Religion in America | Introduction

In 2000, Democratic Party presidential candidate Al Gore picked Connecticut senator Joseph Lieberman to be his running mate, making Lieberman the first Jewish American to be a major party candidate for vice president. Although Gore and Lieberman were not ultimately elected, Lieberman’s presence in the presidential race renewed perennial debates as to the proper place of religion in American life and politics.

Lieberman, a religiously observant member of the Orthodox branch of Judaism, raised the issue of religion in America in several well-publicized campaign speeches and pronouncements. In a noted speech at the University of Notre Dame, a Roman Catholic institution, he called for increasing religion’s role in the public realm. Lieberman argued that America was founded on a moral consensus that was rooted in religious values. The people who led the American Revolution and wrote the Constitution “were men of profound faith and recognized as such the necessity of religion in a free society,” he claimed. America’s founders believed that

in a democratic state with limited power, religion, while not the only source, was certainly a most powerful source of values and good behavior. The core of these original values— faith, family, and freedom, equal opportunity, respect for the basic dignity of human life, and tolerance for individual differences —clearly had their roots in the Judeo-Christian ethic of the Founders. . . . Over the years they evolved into an American civic religion—deistic, principled, purposeful, moral, public, and not least of all, inclusive—a civic religion that . . . made real the ideal of E pluribus unum, from many, one.
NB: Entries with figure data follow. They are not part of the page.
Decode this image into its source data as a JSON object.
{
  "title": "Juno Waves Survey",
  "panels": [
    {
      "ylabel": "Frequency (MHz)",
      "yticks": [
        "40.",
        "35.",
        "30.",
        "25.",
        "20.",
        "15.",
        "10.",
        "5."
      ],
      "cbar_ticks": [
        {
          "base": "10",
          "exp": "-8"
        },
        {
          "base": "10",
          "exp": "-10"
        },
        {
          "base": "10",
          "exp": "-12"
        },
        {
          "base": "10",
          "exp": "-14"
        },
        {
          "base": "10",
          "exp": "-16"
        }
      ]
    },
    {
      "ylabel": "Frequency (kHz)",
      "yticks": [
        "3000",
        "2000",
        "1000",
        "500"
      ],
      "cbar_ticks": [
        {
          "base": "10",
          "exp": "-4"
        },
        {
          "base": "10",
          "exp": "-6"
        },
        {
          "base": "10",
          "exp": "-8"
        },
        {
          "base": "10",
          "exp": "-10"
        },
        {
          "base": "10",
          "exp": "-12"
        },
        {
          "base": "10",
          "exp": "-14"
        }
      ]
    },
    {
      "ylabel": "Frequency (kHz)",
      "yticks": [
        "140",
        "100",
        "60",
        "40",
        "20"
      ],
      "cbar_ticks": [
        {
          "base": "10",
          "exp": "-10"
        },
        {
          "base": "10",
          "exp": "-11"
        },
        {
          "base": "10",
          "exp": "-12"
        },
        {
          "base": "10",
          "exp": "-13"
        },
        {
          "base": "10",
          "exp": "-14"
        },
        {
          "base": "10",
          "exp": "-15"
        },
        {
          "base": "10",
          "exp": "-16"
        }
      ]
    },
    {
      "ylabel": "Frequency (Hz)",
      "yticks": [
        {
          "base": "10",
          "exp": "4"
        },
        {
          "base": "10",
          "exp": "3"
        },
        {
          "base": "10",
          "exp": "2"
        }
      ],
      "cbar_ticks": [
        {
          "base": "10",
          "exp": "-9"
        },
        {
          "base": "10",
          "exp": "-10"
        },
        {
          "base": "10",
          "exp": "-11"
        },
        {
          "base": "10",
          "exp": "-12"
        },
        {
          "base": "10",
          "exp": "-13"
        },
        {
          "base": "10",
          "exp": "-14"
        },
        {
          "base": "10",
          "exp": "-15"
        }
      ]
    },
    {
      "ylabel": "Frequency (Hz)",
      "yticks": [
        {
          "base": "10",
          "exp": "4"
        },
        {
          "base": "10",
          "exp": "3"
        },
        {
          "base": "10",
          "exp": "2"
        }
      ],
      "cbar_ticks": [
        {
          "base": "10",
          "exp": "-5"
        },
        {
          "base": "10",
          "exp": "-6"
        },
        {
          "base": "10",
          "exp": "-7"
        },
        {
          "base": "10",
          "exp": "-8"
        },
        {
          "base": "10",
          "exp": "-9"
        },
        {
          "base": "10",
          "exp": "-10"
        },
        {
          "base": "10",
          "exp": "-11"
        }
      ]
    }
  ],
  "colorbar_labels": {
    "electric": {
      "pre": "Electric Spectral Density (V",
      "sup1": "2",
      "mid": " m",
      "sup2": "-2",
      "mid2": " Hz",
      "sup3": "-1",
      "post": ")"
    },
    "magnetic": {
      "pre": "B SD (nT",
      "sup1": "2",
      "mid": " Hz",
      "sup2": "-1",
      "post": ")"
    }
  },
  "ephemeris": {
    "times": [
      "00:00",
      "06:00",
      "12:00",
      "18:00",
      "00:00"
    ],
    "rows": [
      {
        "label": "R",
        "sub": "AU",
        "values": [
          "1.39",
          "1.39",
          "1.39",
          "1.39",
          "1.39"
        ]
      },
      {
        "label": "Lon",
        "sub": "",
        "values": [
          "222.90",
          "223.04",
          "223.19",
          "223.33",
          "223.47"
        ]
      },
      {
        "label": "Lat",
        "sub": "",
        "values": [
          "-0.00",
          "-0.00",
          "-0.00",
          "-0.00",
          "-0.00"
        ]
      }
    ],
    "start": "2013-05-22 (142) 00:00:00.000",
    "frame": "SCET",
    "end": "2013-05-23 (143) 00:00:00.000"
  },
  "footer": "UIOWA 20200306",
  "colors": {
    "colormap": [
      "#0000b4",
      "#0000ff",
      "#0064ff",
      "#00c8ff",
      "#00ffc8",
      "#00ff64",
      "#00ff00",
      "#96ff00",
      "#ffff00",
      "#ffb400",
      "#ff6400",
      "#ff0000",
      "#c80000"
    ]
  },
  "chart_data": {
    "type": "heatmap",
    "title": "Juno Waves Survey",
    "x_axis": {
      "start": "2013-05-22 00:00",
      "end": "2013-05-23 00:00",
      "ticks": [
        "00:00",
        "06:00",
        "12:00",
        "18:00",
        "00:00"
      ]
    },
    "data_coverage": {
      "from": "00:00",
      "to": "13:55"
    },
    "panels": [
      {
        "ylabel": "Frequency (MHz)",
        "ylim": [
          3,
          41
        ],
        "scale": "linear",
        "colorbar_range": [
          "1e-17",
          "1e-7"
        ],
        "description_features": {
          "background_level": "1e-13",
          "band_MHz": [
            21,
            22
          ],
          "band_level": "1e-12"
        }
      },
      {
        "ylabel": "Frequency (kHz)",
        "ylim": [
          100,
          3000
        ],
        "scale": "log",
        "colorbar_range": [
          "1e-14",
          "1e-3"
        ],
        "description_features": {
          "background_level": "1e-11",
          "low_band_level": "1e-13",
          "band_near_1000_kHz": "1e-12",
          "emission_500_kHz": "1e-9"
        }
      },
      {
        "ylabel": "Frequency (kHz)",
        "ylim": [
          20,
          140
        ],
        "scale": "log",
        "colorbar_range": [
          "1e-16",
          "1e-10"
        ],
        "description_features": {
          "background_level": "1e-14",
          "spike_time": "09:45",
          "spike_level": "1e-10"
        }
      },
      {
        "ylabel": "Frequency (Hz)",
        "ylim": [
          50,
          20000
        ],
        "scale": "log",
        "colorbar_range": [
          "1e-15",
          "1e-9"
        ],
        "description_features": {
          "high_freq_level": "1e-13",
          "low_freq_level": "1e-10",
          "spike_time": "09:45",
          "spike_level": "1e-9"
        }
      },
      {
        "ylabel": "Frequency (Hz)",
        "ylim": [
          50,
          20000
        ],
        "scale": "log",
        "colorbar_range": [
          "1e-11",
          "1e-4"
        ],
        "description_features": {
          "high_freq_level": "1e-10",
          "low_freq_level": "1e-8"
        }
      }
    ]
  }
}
But America’s core values, Lieberman believes, have been muffled in contemporary times because of a growing “ambivalence” towards religious faith and its private and public roles. “We have not abandoned our individual belief in those first principles,” he noted in his Notre Dame address. “But we have grown increasingly unwilling to embrace and act on them publicly and collectively.” Because of this, “we have practically banished religious values and religious institutions from the public square and constructed a ‘discomfort zone’ for even discussing our faith in public settings.” As a result, Lieberman asserted, America is experiencing broken families, schoolyard violence, a depraved popular culture, and other disturbing social trends. “We must rebuild our moral consensus,” he concluded. “We must take our religious beliefs and values—our sense of justice, of right or wrong—into America’s cultural and communal life.”

Not everyone agreed with Lieberman’s call for a stronger public role for religion. The Anti-Defamation League (ADL), a Jewish civil rights organization, wrote an open letter to Lieberman that stated: “Appealing along religious lines, or belief in God, is contrary to the American ideal. . . . Public profession of religious beliefs should not be an elemental part of . . . any political campaign.” For the ADL and other critics, American democracy and healthy religious life are dependent on religion staying out of the public sphere. They note that when America became independent from England, the former colonies not only broke away from its government, but also from the official Church of England. Rather than create a national church of its own, America’s founders instead explicitly forbade any “religious test” for public office and included religious freedom as the first civil liberty listed in the Bill of Rights. Cultural critic Ellen Willis expresses the view shared by many who believe that religion should remain a private rather than a public matter:

I believe that a democratic polity requires a secular state: one that does not fund or otherwise sponsor religious institutions and activities. . . . Furthermore, a genuinely democratic society requires a secular ethos: one that does not equate morality with religion, stigmatize atheists, defer to religious interests and aims over others or make religious beliefs an informal qualification for public office.

A central concern raised by those who oppose a stronger public role for religion is that such a development would result in the official endorsement of a majority religion to the detriment of minority faiths. Journalist Katha Pollitt argues that “bringing religion into the public sphere in practice simply means that the biggest and best organized religion gets to use the public realm—public facilities, public money—to advance its own agenda.” Indeed, for much of America’s history, Christianity in some form has been the dominant religion in America.

However, in recent decades both immigration and changing belief patterns have greatly increased religious diversity in America, with Islam, Buddhism, and other religions and belief systems gaining many adherents. Washington Post columnist E.J. Dionne argues that Lieberman’s willingness to speak out on his religious faith, despite his status as a member of a minority religion ( Jews make up about 2 percent of the adult American population), represents a national triumph of religious diversity and toleration: “We’ve passed from a time when Protestantism provided the dominant language of public faith in our country. Now, people of other faiths can invoke their religion in a political campaign and be accepted, even praised.”

The place of religion in America’s public realm, including government programs and public schools, is one of many contentious issues examined in Religion in America: Opposing Viewpoints. Contributors provide a diversity of views on both the private religious attitudes of Americans and on the social role of religious belief in the following chapters: Is America a Religious Nation? Can Religion Solve America’s Social Problems? What Should Be Done to Accommodate Religious Freedom in America? What Role Should Religion Play in America’s Public Schools? This sampling of contemporary debates illustrates how religion is both a divisive and unifying force in American society.